Sunday, April 21, 2024

Music In The Home - Ignace Jan Paderewski

By F. C. Robinson 


Most of our readers are familiar with what is known of Paderewski's life and work. He is the son of a gentleman farmer of Podolia, Poland, and from his father inherited an indomitable will and the power and love of work, also his high breeding and fine instincts. From his mother he inherited his love of music but was unfortunately denied the advantage of her care and influence because of her death, which occurred while he was a mere infant.

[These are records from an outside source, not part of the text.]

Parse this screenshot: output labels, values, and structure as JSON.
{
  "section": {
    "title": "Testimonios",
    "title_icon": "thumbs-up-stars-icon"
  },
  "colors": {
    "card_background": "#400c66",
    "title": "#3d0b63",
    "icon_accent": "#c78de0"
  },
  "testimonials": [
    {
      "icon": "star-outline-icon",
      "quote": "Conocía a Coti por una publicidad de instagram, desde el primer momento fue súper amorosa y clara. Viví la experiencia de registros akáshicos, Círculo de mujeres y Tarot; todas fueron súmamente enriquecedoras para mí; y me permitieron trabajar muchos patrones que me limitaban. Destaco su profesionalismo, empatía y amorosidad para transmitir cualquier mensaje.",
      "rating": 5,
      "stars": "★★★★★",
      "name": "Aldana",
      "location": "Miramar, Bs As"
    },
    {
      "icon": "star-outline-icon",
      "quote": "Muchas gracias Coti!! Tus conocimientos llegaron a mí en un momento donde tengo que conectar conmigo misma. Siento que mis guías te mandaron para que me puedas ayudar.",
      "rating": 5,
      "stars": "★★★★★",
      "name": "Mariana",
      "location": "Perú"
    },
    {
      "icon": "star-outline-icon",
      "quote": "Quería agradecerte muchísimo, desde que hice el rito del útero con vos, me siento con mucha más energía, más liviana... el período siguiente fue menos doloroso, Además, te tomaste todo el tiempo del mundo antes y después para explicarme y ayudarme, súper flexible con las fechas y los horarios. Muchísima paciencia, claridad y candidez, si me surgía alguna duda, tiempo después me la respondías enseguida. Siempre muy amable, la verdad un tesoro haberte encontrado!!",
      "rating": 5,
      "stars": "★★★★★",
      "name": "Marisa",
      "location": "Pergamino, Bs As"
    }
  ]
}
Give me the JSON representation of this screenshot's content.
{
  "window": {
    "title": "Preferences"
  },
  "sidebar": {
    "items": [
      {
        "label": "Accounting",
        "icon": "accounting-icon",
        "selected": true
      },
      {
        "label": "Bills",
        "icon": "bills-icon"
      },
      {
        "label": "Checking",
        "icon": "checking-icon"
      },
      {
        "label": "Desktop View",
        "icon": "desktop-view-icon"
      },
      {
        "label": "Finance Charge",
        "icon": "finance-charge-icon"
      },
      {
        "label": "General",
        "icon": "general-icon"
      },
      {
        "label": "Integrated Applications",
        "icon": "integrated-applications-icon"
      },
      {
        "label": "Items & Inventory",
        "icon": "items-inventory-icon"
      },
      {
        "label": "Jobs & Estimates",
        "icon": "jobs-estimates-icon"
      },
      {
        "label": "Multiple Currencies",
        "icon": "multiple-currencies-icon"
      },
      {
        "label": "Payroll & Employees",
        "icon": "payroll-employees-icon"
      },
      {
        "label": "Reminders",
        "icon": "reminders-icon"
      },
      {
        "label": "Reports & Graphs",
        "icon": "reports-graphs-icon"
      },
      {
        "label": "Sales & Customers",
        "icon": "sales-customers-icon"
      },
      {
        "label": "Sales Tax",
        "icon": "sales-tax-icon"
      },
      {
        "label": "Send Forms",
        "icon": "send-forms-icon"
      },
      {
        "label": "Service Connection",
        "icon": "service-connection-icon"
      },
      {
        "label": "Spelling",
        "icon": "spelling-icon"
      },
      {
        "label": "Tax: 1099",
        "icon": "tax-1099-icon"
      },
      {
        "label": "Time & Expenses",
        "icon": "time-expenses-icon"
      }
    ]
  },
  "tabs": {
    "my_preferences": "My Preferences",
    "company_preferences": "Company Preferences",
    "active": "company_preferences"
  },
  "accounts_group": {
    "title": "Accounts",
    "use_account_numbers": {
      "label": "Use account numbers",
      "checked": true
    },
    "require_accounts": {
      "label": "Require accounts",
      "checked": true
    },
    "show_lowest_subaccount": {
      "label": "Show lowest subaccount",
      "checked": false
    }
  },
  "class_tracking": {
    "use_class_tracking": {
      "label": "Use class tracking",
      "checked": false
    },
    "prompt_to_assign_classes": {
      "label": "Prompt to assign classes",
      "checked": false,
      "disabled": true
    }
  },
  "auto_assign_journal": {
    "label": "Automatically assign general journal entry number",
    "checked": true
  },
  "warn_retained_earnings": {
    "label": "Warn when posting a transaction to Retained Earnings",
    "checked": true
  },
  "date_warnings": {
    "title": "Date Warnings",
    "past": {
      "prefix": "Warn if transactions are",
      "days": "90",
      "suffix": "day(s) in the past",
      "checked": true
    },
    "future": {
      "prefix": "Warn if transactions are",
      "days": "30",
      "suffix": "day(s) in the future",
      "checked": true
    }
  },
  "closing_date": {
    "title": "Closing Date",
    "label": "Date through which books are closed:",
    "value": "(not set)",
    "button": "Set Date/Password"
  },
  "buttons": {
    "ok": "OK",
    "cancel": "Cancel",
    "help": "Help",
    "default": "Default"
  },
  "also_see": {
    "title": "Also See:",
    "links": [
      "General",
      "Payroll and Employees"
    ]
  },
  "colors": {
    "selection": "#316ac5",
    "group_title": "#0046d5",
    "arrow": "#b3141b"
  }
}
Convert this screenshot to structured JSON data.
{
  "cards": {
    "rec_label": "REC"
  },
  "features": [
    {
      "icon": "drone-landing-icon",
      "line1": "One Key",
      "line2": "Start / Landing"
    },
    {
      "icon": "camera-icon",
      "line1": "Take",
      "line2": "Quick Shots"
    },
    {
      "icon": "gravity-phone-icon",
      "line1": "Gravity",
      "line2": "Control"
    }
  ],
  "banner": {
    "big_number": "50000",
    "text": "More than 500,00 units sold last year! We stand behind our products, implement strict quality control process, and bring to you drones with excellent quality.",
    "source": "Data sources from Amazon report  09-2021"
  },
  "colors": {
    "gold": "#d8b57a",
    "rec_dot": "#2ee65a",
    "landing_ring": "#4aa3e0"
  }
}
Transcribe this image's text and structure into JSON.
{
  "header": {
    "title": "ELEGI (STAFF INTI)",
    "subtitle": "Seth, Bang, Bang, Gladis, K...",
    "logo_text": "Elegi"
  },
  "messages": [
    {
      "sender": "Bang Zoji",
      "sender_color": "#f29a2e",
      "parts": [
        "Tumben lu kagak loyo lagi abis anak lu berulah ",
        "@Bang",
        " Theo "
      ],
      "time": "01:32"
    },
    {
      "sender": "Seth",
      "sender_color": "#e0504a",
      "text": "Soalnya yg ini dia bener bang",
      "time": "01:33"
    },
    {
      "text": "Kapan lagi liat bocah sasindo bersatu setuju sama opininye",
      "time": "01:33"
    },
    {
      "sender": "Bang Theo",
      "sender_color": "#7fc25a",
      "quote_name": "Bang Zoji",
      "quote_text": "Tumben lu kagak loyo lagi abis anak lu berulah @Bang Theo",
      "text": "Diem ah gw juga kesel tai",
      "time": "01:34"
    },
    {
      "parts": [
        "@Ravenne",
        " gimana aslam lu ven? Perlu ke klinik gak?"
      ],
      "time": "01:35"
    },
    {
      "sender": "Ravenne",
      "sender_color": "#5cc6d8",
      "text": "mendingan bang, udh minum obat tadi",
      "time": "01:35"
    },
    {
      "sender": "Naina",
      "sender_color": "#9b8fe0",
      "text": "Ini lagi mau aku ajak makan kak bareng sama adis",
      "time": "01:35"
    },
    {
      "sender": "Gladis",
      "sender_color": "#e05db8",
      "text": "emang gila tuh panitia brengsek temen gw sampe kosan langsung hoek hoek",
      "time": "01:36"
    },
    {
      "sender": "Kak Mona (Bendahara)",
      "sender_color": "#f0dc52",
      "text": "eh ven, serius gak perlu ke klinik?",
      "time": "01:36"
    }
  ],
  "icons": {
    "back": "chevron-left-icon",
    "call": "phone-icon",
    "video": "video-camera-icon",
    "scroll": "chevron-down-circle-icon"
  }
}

In the July 1904 issue of Musician, in an article entitled All Manner of Musicians, Miss Edith Lynwood Winn made a few remarks referring to Paderewski with which I for one, heartily sympathized. She referred to the fact that very many musicians play with their best feeling - give to their hearers of the very best and highest - "when under the influence of adversity, disappointed love, and the pain of loss." She takes Paderewski as an illustration, adding, "The richest years of Paderewski's musicianship and artistic development may have been the years of sorrow after his wife's death."

That said, even tragic story comes to one's mind, of the young wife suffering in her last illness for delicacies and attentions that it was impossible for the struggling young artist husband, in his poverty, to provide. In addition to her untimely death, the little child she left to the young father was an invalid. Of Paderewski's loving care and tenderness toward he (physically) afflicted son we all know about.

Finally, death released the poor young fellow and snapped the nerve-tension under which the father suffered. It was while Paderewski was felling these influences deeply and keenly that he poured forth all that was in him in music. We do not feel that Paderewski's is a nature to forget these past experiences. We feel that he deserves the present life he is leading, which Miss Winn assures us is peaceful and luxurious.

She says, "All is placid now. He is rich and he has married the wife of his old friend." She is an excellent businesswoman, relieving Paderewski of financial cares, and thus his life is passed on the beautiful estate he purchased a few years ago. He deserves a goodly share of peace and of happiness, and we therefore rejoice that it is his. But his music?  Does "the satisfied" Paderewski equal the suffering Paderewski? To many it does not seem so. I think, with Miss Winn, that he plays, "less emotionally, more intellectually; with no diminution of poetic feeling," but with "the fire of passion" lacking.